The American Music Awards (AMAs) und alles was mit ihnen verbunden wird, stellen wohl die meistgesuchten Hashtags der westlichen und damit globalen Welt und Justin Bieber folgt gleich nach. - Also ist sie noch nicht untergegangen, diese Welt in der die Sonne gar nicht mehr untergehen kann, weil sie irgendwo immer zu sehen ist und offensichtlich auch nicht wesentlich erschüttert, mit und ohne den gewählten Präsidenten.
Dawei
Christoph Leusch
PS: Drake ist schon eine sehr gute Universität, Alter Linker und Professorin Shontavia Johnson muss sich vor unserer Sozialmedienkompetenz sicher nicht fürchten, geht es um Intellekt und Wissen.

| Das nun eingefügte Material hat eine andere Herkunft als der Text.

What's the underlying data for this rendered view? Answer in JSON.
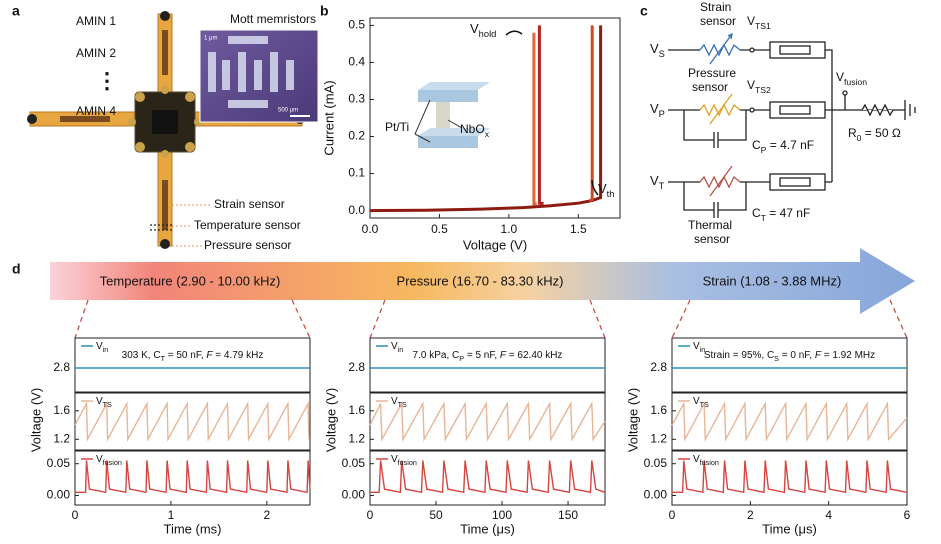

Typischer Fall von Selbstüberschätzung und Überheblichkeit, so was zu posten: <<Aber naja, ein Professor für "Urheberrecht an der Drake-Universität in Iowa" ist vielleicht auch nicht gerade die Stelle wo man besonders viel Kompetenz über Social Media und Wahlkampfkampagnen vermutet.>>
Ich warte ergebenst auf Hinweise, wen sie denn gerne einmal zum Thema lesen wollen und welche Kompetenz dann entscheidend wäre, um die politischen Auswirkungen der Sozial- und Kurzmeldungsmedien zu beurteilen.
Beste Grüße
Christoph Leusch
"Ich warte ergebenst auf Hinweise, wen sie denn gerne einmal zum Thema lesen wollen und welche Kompetenz dann entscheidend wäre, um die politischen Auswirkungen der Sozial- und Kurzmeldungsmedien zu beurteilen."
Da müssen Sie einfach nur "Obama election campaign social media" in Ihre Suchmaschine eingeben und Sie finden ein paar Hundert.
Das war einfach. :)
Amtliches Endergebnis von heute:
Stimmen H. Clinton 61.325.547
Stimmen D. Trump 60.527.577
Anders ausgedrückt hat Clinton trotz einer Mehrheit von ~800 Tsd. Stimmen mit ~100 Tsd. Stimmen der Wahlmänner-Regelung verloren.